Внимательно наблюдавший за ним Зарин, как будто прочитав его мысли, философски заметил:
– Будь что будет. От нас ничего не зависит. Теперь расскажи-ка мне о своих делах…
Аш принялся рассказывать, а Зарин заварил еще чаю и слушал, прихлебывая из кружки. Когда же повествование завершилось, он сказал:
– Ты сделал гораздо больше, чем необходимо, чтобы заслужить освобождение от работы на Каваньяри-сахиба. Что ты намерен делать дальше? Присоединишься здесь к рисале или отправишься утром в Атток? После всего этого тебе точно дадут отпуск.
– Это решать командиру-сахибу. Попробуй устроить нашу с ним встречу – не в лагере, это было бы неразумно. Лучше всего на берегу реки – я могу прийти туда вечером. Мне можно переночевать здесь?
– Разумеется. Я предупрежу ночного сторожа, он мой друг. А что касается командира-сахиба, я сделаю все, что в моих силах.
Зарин собрал тарелки и удалился, а Аш улегся спать, согретый огнем и приятной уверенностью, что все трудности остались позади и завтра или послезавтра он получит разрешение вернуться в Атток, чтобы увидеться с Джули и насладиться несколькими днями заслуженного отпуска, прежде чем вернуться в Мардан якобы после курсов в Пуне.
Не приходится сомневаться, что, если бы Аш сумел увидеться с Уиграмом той ночью или даже рано утром следующего дня, он бы осуществил эту программу. Но в дело вмешалась судьба в облике генерал- майора сэра Сэма Брауна, кавалера «Креста Виктории». Утром генерал пригласил Каваньяри к себе на чота хазри, чтобы с глазу на глаз обсудить с ним несколько вопросов перед официальным совещанием, назначенным на вторую половину дня.
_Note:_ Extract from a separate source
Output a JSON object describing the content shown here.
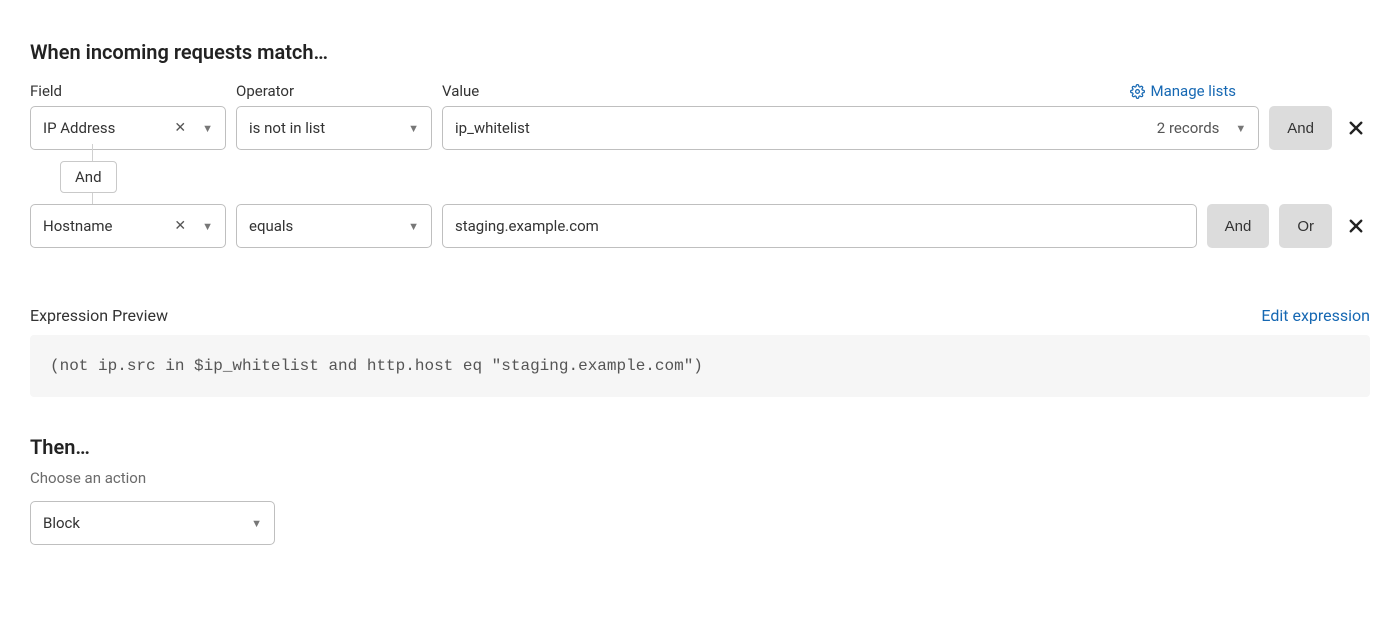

И в конце этой частной беседы Каваньяри, вспомнив, что в прошлом генерал командовал корпусом разведчиков и потому может найти данную историю интересной, завел речь об Аштоне Пелам-Мартине и его недавней работе в качестве тайного агента на территории Афганистана.
Генерал проявил живейший интерес, задал великое множество вопросов и под конец заметил, что прекрасно помнит прибытие мальчика в Мардан и, ей-богу, он был чудаком, каких мало. Странно, как подумаешь, что многие ребята, служившие там – например, Дженкинс, Кэмпбелл и Бэтти, – были в ту пору всего только младшими лейтенантами…
Он погрузился в молчание, и майор Каваньяри, истолковав это как намек, спасся бегством – у него было много дел утром, и он еще хотел найти время написать майору Кэмпбеллу (временно исполнявшему обязанности командующего корпусом разведчиков в отсутствие полковника Дженкинса), что больше не нуждается в услугах лейтенанта Пелам-Мартина и не возражает против возвращения лейтенанта в полк. Но в тот самый момент, когда Каваньяри писал это, заместитель полковника Дженкинса читал другую записку, торопливо написанную Сэмом Брауном и отправленную с курьером через несколько минут после ухода Каваньяри: в ней генерал просил майора Кэмпбелла при первой же возможности явиться к нему на квартиру.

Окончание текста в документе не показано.